By Ric Dalberri, Founder of Retirement USA

Baby boomers look for retirement investing advice as they
should. Since this generation is living longer and healthier than their parents
and grandparents, they need to have enough to support them or return to the
work force. In today’s economy, many companies are not providing company
pensions or a 401K.

Unless you inherit a large sum of money or win the lottery,
you will need retirement investing advice for sure. Social Security will not be
enough to live the way you want. We are hearing that Social Security that we
are relying on may not be there by the year 2047. In additions, how many jobs
will be available for you at your age?

Retirement investing advice is serious. There are only a few
ways to save for retirement in qualified (being tax deferred) plans. They are:

1) Company sponsored 401K plan. This is considered ‘FREE’
money. The money comes out of your paycheck pre-tax. So contributing 6% doesn’t
make too much of difference in your take home pay. What you contribute is tax
deductible and taxes are deferred. So, you don’t pay taxes until you withdraw
funds. Usually, your tax rate us much lower when you reach here. Also, your
company is also contributing to your 401K up to a certain percentage. That’s
why it’s ‘FREE’ money to you. When you are seeking retirement investing advice,
jump on this 401K if you are fortunate to work for a company that offers it.
Retirement investing advice can be offered by the company or the third party
firm who administers the 401K plan. You have many options. Risk ( younger age
), conservative or as we mature in age, guaranteed funds.

2) Traditional Individual Retirement Plan (IRA). This plan
is also funded with pre-tax or tax deductible dollars. There are maximum
amounts that can be contributed each year. Starting in 2005, it is $4,000. If
you are over 50, you can use what is called ‘catch up’ amounts to contribute
each year. If you are also a part of a 401K, you will be restricted as to how
much you can contribute to a traditional IRA. If you file your taxes separately
from your spouse, you can avoid restrictions by having the IRA in your spouses’
name.

3) Roth IRA is another retirement investing advice tool.
This however, is funded with post (after) tax dollars.
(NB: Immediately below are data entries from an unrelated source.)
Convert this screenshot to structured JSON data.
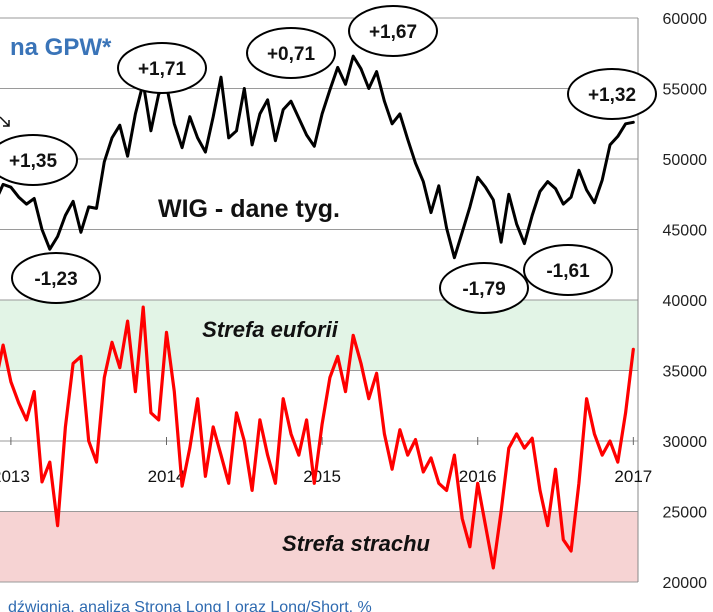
{
  "chart_data": {
    "type": "line",
    "title": "na GPW*",
    "footnote": "dźwignia, analiza Strona Long I oraz Long/Short, %",
    "y_right": {
      "min": 20000,
      "max": 60000,
      "ticks": [
        "20000",
        "25000",
        "30000",
        "35000",
        "40000",
        "45000",
        "50000",
        "55000",
        "60000"
      ]
    },
    "x_ticks": [
      "2013",
      "2014",
      "2015",
      "2016",
      "2017"
    ],
    "zones": [
      {
        "name": "Strefa euforii",
        "from": 35000,
        "to": 40000,
        "color": "#e2f4e6"
      },
      {
        "name": "Strefa strachu",
        "from": 20000,
        "to": 25000,
        "color": "#f6d3d3"
      }
    ],
    "series": [
      {
        "name": "WIG - dane tyg.",
        "color": "#000000",
        "x": [
          2012.8,
          2012.88,
          2012.95,
          2013.0,
          2013.05,
          2013.1,
          2013.15,
          2013.2,
          2013.25,
          2013.3,
          2013.35,
          2013.4,
          2013.45,
          2013.5,
          2013.55,
          2013.6,
          2013.65,
          2013.7,
          2013.75,
          2013.8,
          2013.85,
          2013.9,
          2013.95,
          2014.0,
          2014.05,
          2014.1,
          2014.15,
          2014.2,
          2014.25,
          2014.3,
          2014.35,
          2014.4,
          2014.45,
          2014.5,
          2014.55,
          2014.6,
          2014.65,
          2014.7,
          2014.75,
          2014.8,
          2014.85,
          2014.9,
          2014.95,
          2015.0,
          2015.05,
          2015.1,
          2015.15,
          2015.2,
          2015.25,
          2015.3,
          2015.35,
          2015.4,
          2015.45,
          2015.5,
          2015.55,
          2015.6,
          2015.65,
          2015.7,
          2015.75,
          2015.8,
          2015.85,
          2015.9,
          2015.95,
          2016.0,
          2016.05,
          2016.1,
          2016.15,
          2016.2,
          2016.25,
          2016.3,
          2016.35,
          2016.4,
          2016.45,
          2016.5,
          2016.55,
          2016.6,
          2016.65,
          2016.7,
          2016.75,
          2016.8,
          2016.85,
          2016.9,
          2016.95,
          2017.0
        ],
        "values": [
          47000,
          46500,
          48200,
          48000,
          47300,
          46800,
          47200,
          45000,
          43600,
          44500,
          46000,
          47000,
          44800,
          46600,
          46500,
          49800,
          51500,
          52400,
          50200,
          53200,
          55400,
          52000,
          54600,
          55200,
          52500,
          50800,
          53000,
          51500,
          50500,
          53000,
          55800,
          51500,
          52000,
          55000,
          51000,
          53200,
          54200,
          51300,
          53500,
          54100,
          52900,
          51700,
          50900,
          53200,
          54900,
          56500,
          55300,
          57300,
          56400,
          55000,
          56200,
          54100,
          52500,
          53200,
          51400,
          49700,
          48400,
          46200,
          48100,
          45100,
          43000,
          44800,
          46600,
          48700,
          48000,
          47100,
          44100,
          47500,
          45400,
          44000,
          46000,
          47700,
          48400,
          47900,
          46800,
          47300,
          49200,
          47800,
          46900,
          48500,
          51000,
          51600,
          52500,
          52600
        ]
      },
      {
        "name": "Long/Short",
        "color": "#ff0000",
        "x": [
          2012.8,
          2012.88,
          2012.95,
          2013.0,
          2013.05,
          2013.1,
          2013.15,
          2013.2,
          2013.25,
          2013.3,
          2013.35,
          2013.4,
          2013.45,
          2013.5,
          2013.55,
          2013.6,
          2013.65,
          2013.7,
          2013.75,
          2013.8,
          2013.85,
          2013.9,
          2013.95,
          2014.0,
          2014.05,
          2014.1,
          2014.15,
          2014.2,
          2014.25,
          2014.3,
          2014.35,
          2014.4,
          2014.45,
          2014.5,
          2014.55,
          2014.6,
          2014.65,
          2014.7,
          2014.75,
          2014.8,
          2014.85,
          2014.9,
          2014.95,
          2015.0,
          2015.05,
          2015.1,
          2015.15,
          2015.2,
          2015.25,
          2015.3,
          2015.35,
          2015.4,
          2015.45,
          2015.5,
          2015.55,
          2015.6,
          2015.65,
          2015.7,
          2015.75,
          2015.8,
          2015.85,
          2015.9,
          2015.95,
          2016.0,
          2016.05,
          2016.1,
          2016.15,
          2016.2,
          2016.25,
          2016.3,
          2016.35,
          2016.4,
          2016.45,
          2016.5,
          2016.55,
          2016.6,
          2016.65,
          2016.7,
          2016.75,
          2016.8,
          2016.85,
          2016.9,
          2016.95,
          2017.0
        ],
        "values": [
          34500,
          33000,
          36800,
          34200,
          32700,
          31500,
          33500,
          27100,
          28500,
          24000,
          31000,
          35500,
          36000,
          30000,
          28500,
          34500,
          37000,
          35200,
          38500,
          33500,
          39500,
          32000,
          31500,
          37700,
          33500,
          26800,
          29500,
          33000,
          27500,
          31000,
          29000,
          27000,
          32000,
          30000,
          26500,
          31500,
          29000,
          27000,
          33000,
          30500,
          29000,
          31500,
          27000,
          31200,
          34500,
          36000,
          33500,
          37500,
          35500,
          33000,
          34800,
          30500,
          28000,
          30800,
          29000,
          30100,
          27800,
          28800,
          27000,
          26500,
          29000,
          24500,
          22500,
          27000,
          24000,
          21000,
          25000,
          29500,
          30500,
          29500,
          30200,
          26500,
          24000,
          28000,
          23000,
          22200,
          27000,
          33000,
          30500,
          29000,
          30000,
          28500,
          32000,
          36500
        ]
      }
    ],
    "annotations": [
      {
        "text": "+1,35",
        "series": 0
      },
      {
        "text": "-1,23",
        "series": 0
      },
      {
        "text": "+1,71",
        "series": 0
      },
      {
        "text": "+0,71",
        "series": 0
      },
      {
        "text": "+1,67",
        "series": 0
      },
      {
        "text": "-1,79",
        "series": 0
      },
      {
        "text": "-1,61",
        "series": 0
      },
      {
        "text": "+1,32",
        "series": 0
      }
    ]
  }
}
You will not get a tax
deduction the year you make your contribution. The good thing is that Roth
IRA’s are not taxed ever again, including earnings on the investment. For this
to happen, you must have the Roth IRA for a minimum of five years and be over
59 ½ years of age. There are allowances to use the funds without penalty before
retirement, such as major medical expenses, down payment on your FIRST home or
education.



Retirement investment advice may include changing your
lifestyle before your retire. Why? To get acquainted with the lifestyle you may
have to embrace. Retirement investment advice indicates that you may have to
downsize and change old habits.

* Hold off on home improvements or do them yourself.

* Stop eating meals out. Start planning menus.

* Trim your wardrobe. Get used to wearing clothes longer.
Purchase a hand steamer instead of sending clothes to the dry cleaner. Sending
clothes to the dry cleaner ( in my experience) shortens the life of the
garment.

* Don’t buy books. Get a library card and visit the library.

* Only keep one credit card for emergencies only.

* Don’t purchase a new car. Seek pre-owned dealer warranted
auto’s

* Keep thermostat lower

This is only a few area’s for your retirement investment
advice for your to consideration. Retirement investment advice takes a lot of
diligence on your part. Always seek professional retirement investment advice
from a qualified specialist, such as a tax attorney for estate planning.